Speaking at a media engagement in Abuja on Friday, NESG chief executive officer Dr. Tayo Aduloju stressed that the discontinuation of the policy threatened to reverse recent gains in fuel pricing and foreign exchange stabilisation.
“We want to encourage the regulator. We know it’s hard work, and none of this is as easy as it sounds. But in working together with themarket, it’s important that we do not kill the incentives that allowed Dangote to achieve what it has done for us,” Aduloju stated.
He further emphasised the significant milestone achieved in local petroleum pricing, highlighting that past predictions of affordable domestically refined petrol had been met with skepticism.

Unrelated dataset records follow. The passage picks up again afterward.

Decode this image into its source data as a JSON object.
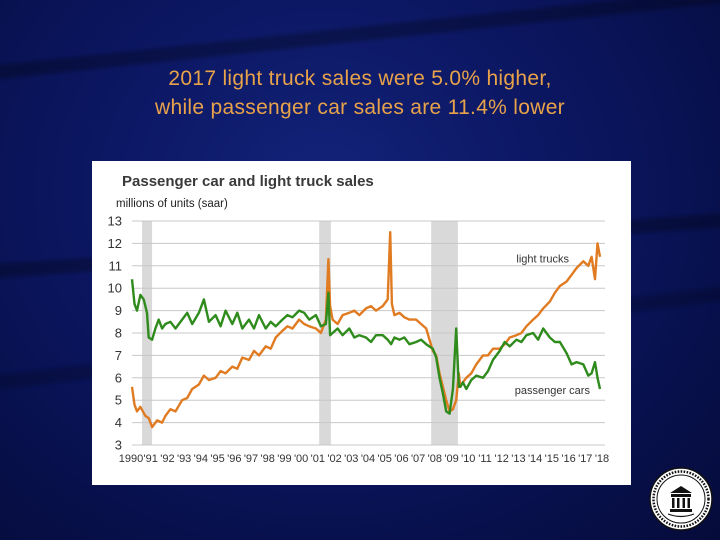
{
  "slide": {
    "title_line1": "2017 light truck sales were 5.0% higher,",
    "title_line2": "while passenger car sales are 11.4% lower"
  },
  "seal_icon": "federal-reserve-seal-icon",
  "colors": {
    "light_trucks": "#e07b22",
    "passenger_cars": "#2e8b1c",
    "recession": "#d9d9d9",
    "title_text": "#e8a24a"
  },
  "chart_data": {
    "type": "line",
    "title": "Passenger car and light truck sales",
    "ylabel": "millions of units (saar)",
    "xlabel": "",
    "ylim": [
      3,
      13
    ],
    "yticks": [
      "3",
      "4",
      "5",
      "6",
      "7",
      "8",
      "9",
      "10",
      "11",
      "12",
      "13"
    ],
    "xlim": [
      1990,
      2018.3
    ],
    "xtick_labels": [
      "1990",
      "'91",
      "'92",
      "'93",
      "'94",
      "'95",
      "'96",
      "'97",
      "'98",
      "'99",
      "'00",
      "'01",
      "'02",
      "'03",
      "'04",
      "'05",
      "'06",
      "'07",
      "'08",
      "'09",
      "'10",
      "'11",
      "'12",
      "'13",
      "'14",
      "'15",
      "'16",
      "'17",
      "'18"
    ],
    "recessions": [
      [
        1990.6,
        1991.2
      ],
      [
        2001.2,
        2001.9
      ],
      [
        2007.9,
        2009.5
      ]
    ],
    "grid": true,
    "series": [
      {
        "name": "light trucks",
        "x": [
          1990.0,
          1990.15,
          1990.3,
          1990.5,
          1990.8,
          1991.0,
          1991.2,
          1991.5,
          1991.8,
          1992.0,
          1992.3,
          1992.6,
          1993.0,
          1993.3,
          1993.6,
          1994.0,
          1994.3,
          1994.6,
          1995.0,
          1995.3,
          1995.6,
          1996.0,
          1996.3,
          1996.6,
          1997.0,
          1997.3,
          1997.6,
          1998.0,
          1998.3,
          1998.6,
          1999.0,
          1999.3,
          1999.6,
          2000.0,
          2000.3,
          2000.6,
          2001.0,
          2001.3,
          2001.6,
          2001.75,
          2001.85,
          2002.0,
          2002.3,
          2002.6,
          2003.0,
          2003.3,
          2003.6,
          2004.0,
          2004.3,
          2004.6,
          2005.0,
          2005.3,
          2005.45,
          2005.55,
          2005.7,
          2006.0,
          2006.3,
          2006.6,
          2007.0,
          2007.3,
          2007.6,
          2008.0,
          2008.2,
          2008.4,
          2008.6,
          2008.8,
          2009.0,
          2009.2,
          2009.4,
          2009.55,
          2009.65,
          2009.8,
          2010.0,
          2010.3,
          2010.6,
          2011.0,
          2011.3,
          2011.6,
          2012.0,
          2012.3,
          2012.6,
          2013.0,
          2013.3,
          2013.6,
          2014.0,
          2014.3,
          2014.6,
          2015.0,
          2015.3,
          2015.6,
          2016.0,
          2016.3,
          2016.6,
          2017.0,
          2017.3,
          2017.5,
          2017.7,
          2017.85,
          2018.0
        ],
        "values": [
          5.6,
          4.8,
          4.5,
          4.7,
          4.3,
          4.2,
          3.8,
          4.1,
          4.0,
          4.3,
          4.6,
          4.5,
          5.0,
          5.1,
          5.5,
          5.7,
          6.1,
          5.9,
          6.0,
          6.3,
          6.2,
          6.5,
          6.4,
          6.9,
          6.8,
          7.2,
          7.0,
          7.4,
          7.3,
          7.8,
          8.1,
          8.3,
          8.2,
          8.6,
          8.4,
          8.3,
          8.2,
          8.0,
          8.6,
          11.3,
          9.2,
          8.6,
          8.4,
          8.8,
          8.9,
          9.0,
          8.8,
          9.1,
          9.2,
          9.0,
          9.2,
          9.5,
          12.5,
          9.3,
          8.8,
          8.9,
          8.7,
          8.6,
          8.6,
          8.4,
          8.2,
          7.2,
          7.0,
          6.2,
          5.6,
          5.0,
          4.5,
          4.6,
          5.0,
          6.2,
          5.6,
          5.8,
          6.0,
          6.2,
          6.6,
          7.0,
          7.0,
          7.3,
          7.3,
          7.5,
          7.8,
          7.9,
          8.0,
          8.3,
          8.6,
          8.8,
          9.1,
          9.4,
          9.8,
          10.1,
          10.3,
          10.6,
          10.9,
          11.2,
          11.0,
          11.4,
          10.4,
          12.0,
          11.4
        ]
      },
      {
        "name": "passenger cars",
        "x": [
          1990.0,
          1990.15,
          1990.3,
          1990.5,
          1990.7,
          1990.9,
          1991.0,
          1991.2,
          1991.4,
          1991.6,
          1991.8,
          1992.0,
          1992.3,
          1992.6,
          1993.0,
          1993.3,
          1993.6,
          1994.0,
          1994.3,
          1994.6,
          1995.0,
          1995.3,
          1995.6,
          1996.0,
          1996.3,
          1996.6,
          1997.0,
          1997.3,
          1997.6,
          1998.0,
          1998.3,
          1998.6,
          1999.0,
          1999.3,
          1999.6,
          2000.0,
          2000.3,
          2000.6,
          2001.0,
          2001.3,
          2001.6,
          2001.75,
          2001.85,
          2002.0,
          2002.3,
          2002.6,
          2003.0,
          2003.3,
          2003.6,
          2004.0,
          2004.3,
          2004.6,
          2005.0,
          2005.3,
          2005.5,
          2005.7,
          2006.0,
          2006.3,
          2006.6,
          2007.0,
          2007.3,
          2007.6,
          2008.0,
          2008.2,
          2008.4,
          2008.6,
          2008.8,
          2009.0,
          2009.2,
          2009.4,
          2009.55,
          2009.65,
          2009.8,
          2010.0,
          2010.3,
          2010.6,
          2011.0,
          2011.3,
          2011.6,
          2012.0,
          2012.3,
          2012.6,
          2013.0,
          2013.3,
          2013.6,
          2014.0,
          2014.3,
          2014.6,
          2015.0,
          2015.3,
          2015.6,
          2016.0,
          2016.3,
          2016.6,
          2017.0,
          2017.3,
          2017.5,
          2017.7,
          2017.85,
          2018.0
        ],
        "values": [
          10.4,
          9.3,
          9.0,
          9.7,
          9.5,
          8.9,
          7.8,
          7.7,
          8.2,
          8.6,
          8.2,
          8.4,
          8.5,
          8.2,
          8.6,
          8.9,
          8.4,
          8.9,
          9.5,
          8.5,
          8.8,
          8.3,
          9.0,
          8.4,
          8.9,
          8.2,
          8.6,
          8.2,
          8.8,
          8.2,
          8.5,
          8.3,
          8.6,
          8.8,
          8.7,
          9.0,
          8.9,
          8.6,
          8.8,
          8.3,
          8.4,
          9.8,
          7.9,
          8.0,
          8.2,
          7.9,
          8.2,
          7.8,
          7.9,
          7.8,
          7.6,
          7.9,
          7.9,
          7.7,
          7.5,
          7.8,
          7.7,
          7.8,
          7.5,
          7.6,
          7.7,
          7.5,
          7.3,
          6.9,
          6.0,
          5.3,
          4.5,
          4.4,
          5.5,
          8.2,
          5.6,
          5.6,
          5.8,
          5.5,
          5.9,
          6.1,
          6.0,
          6.3,
          6.8,
          7.2,
          7.6,
          7.4,
          7.7,
          7.6,
          7.9,
          8.0,
          7.7,
          8.2,
          7.8,
          7.6,
          7.6,
          7.1,
          6.6,
          6.7,
          6.6,
          6.1,
          6.2,
          6.7,
          6.0,
          5.5
        ]
      }
    ],
    "annotations": [
      {
        "text": "light trucks",
        "series": "light trucks"
      },
      {
        "text": "passenger cars",
        "series": "passenger cars"
      }
    ]
  }
}
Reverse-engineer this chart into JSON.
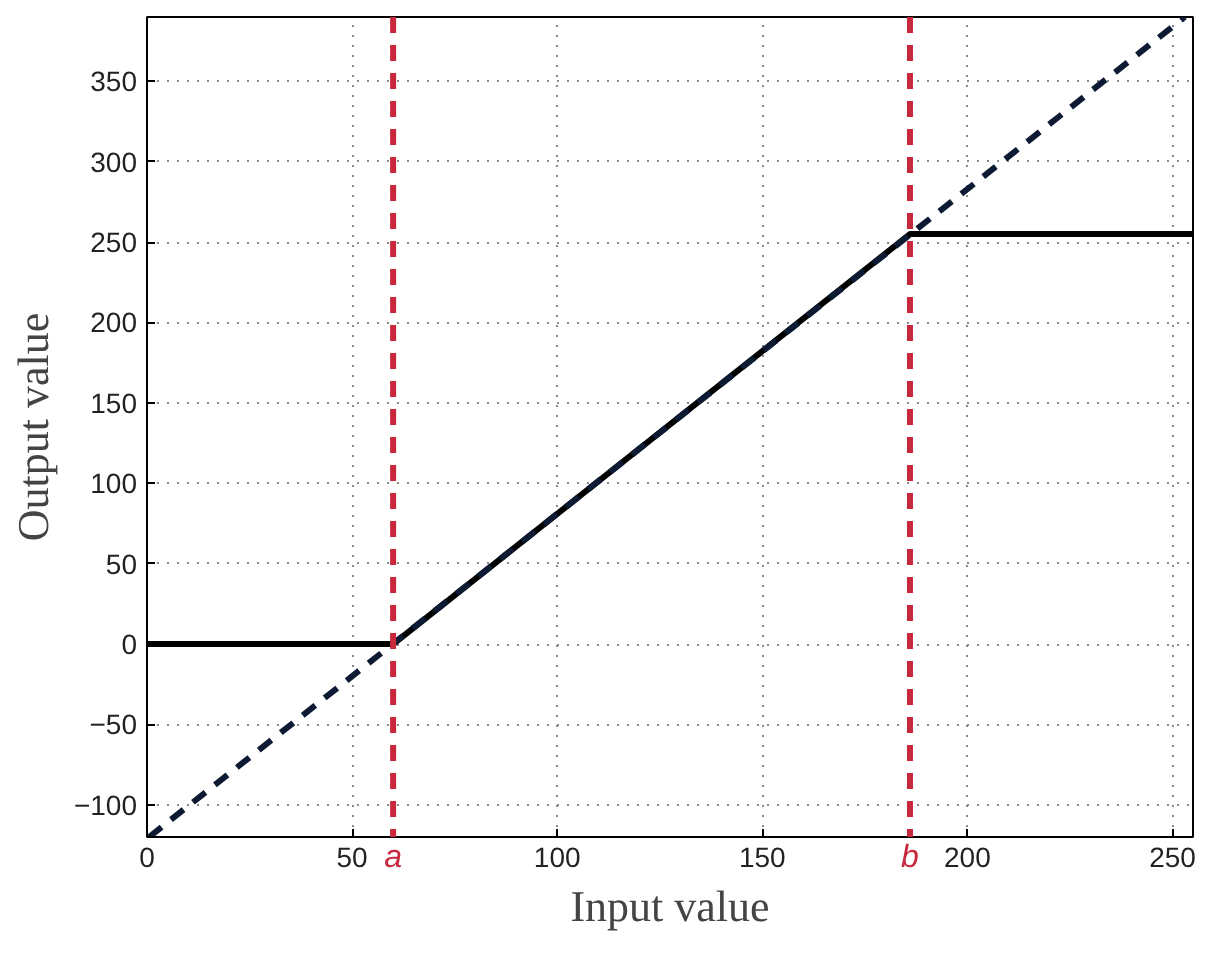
{
  "chart_data": {
    "type": "line",
    "xlabel": "Input value",
    "ylabel": "Output value",
    "xlim": [
      0,
      255
    ],
    "ylim": [
      -120,
      390
    ],
    "xticks": [
      0,
      50,
      100,
      150,
      200,
      250
    ],
    "yticks": [
      {
        "value": -100,
        "label": "−100"
      },
      {
        "value": -50,
        "label": "−50"
      },
      0,
      50,
      100,
      150,
      200,
      250,
      300,
      350
    ],
    "grid": true,
    "series": [
      {
        "color": "#000000",
        "x": [
          0,
          60,
          186,
          255
        ],
        "values": [
          0,
          0,
          255,
          255
        ],
        "line_style": "solid"
      },
      {
        "color": "#0d1a33",
        "x": [
          0.5,
          253
        ],
        "values": [
          -120,
          390
        ],
        "line_style": "dashed"
      }
    ],
    "ref_lines": [
      {
        "axis": "x",
        "value": 60,
        "label": "a",
        "color": "#c8283c",
        "line_style": "dashed"
      },
      {
        "axis": "x",
        "value": 186,
        "label": "b",
        "color": "#c8283c",
        "line_style": "dashed"
      }
    ]
  }
}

“If somebody had told us a few years ago that locally produced petrol could be sold at such a price, we would have dismissed it outright. But now, we have achieved it,” he added.
Industry stakeholders, including refinery owners and oil marketers, have expressed dissatisfaction with the government’s decision, describing it as insensitive and detrimental to price stability.
The abrupt discontinuation of the policy raises fears of a supply crisis, as local refineries may struggle to procure crude at favourable rates.
This could force them to rely on the more expensive international crude market, leading to increased production costs and, consequently, higher fuel prices at the pump.
Beyond consumer hardship, the policy reversal risks discouraging investment in Nigeria’s oil refining sector.
The naira-for-crude arrangement had been a crucial incentive, enabling local refiners to operate competitively amid fluctuating foreign exchange rates.
Investors, both local and international, may now view Nigeria as an unpredictable business environment where policy inconsistencies undermine long-term commitments.
The implications of this policy shift extend beyond the oil sector. A rise in fuel prices would directly impact transportation and production costs, triggering a ripple effect across various sectors of the economy.
Analysts warn that this could lead to a fresh wave of inflation, eroding the purchasing power of Nigerians and reversing the modest economic gains recorded in recent months.
Aduloju underscored the importance of policy consistency in achieving sustainable economic growth. “This is not a good development. We should all work together to find a better option that works for Nigeria. In the end, Nigerians were promised these reforms would create a more enabling environment. When it becomes difficult,
it almost looks like we forgot what we promised. And that’s not good for the government or the people,” he noted. As the March deadline for the naira-for-crude programme lapses without an extension in sight, the Nigerian government faces mounting pressure to reconsider its stance. The stakes are high: failure to act could exacerbate economic hardship, destabilise the refining sector, and erode investor confidence.
For a government that has repeatedly assured citizens of its commitment to economic reforms, allowing fuel prices to soar may prove to be a costly political and economic miscalculation.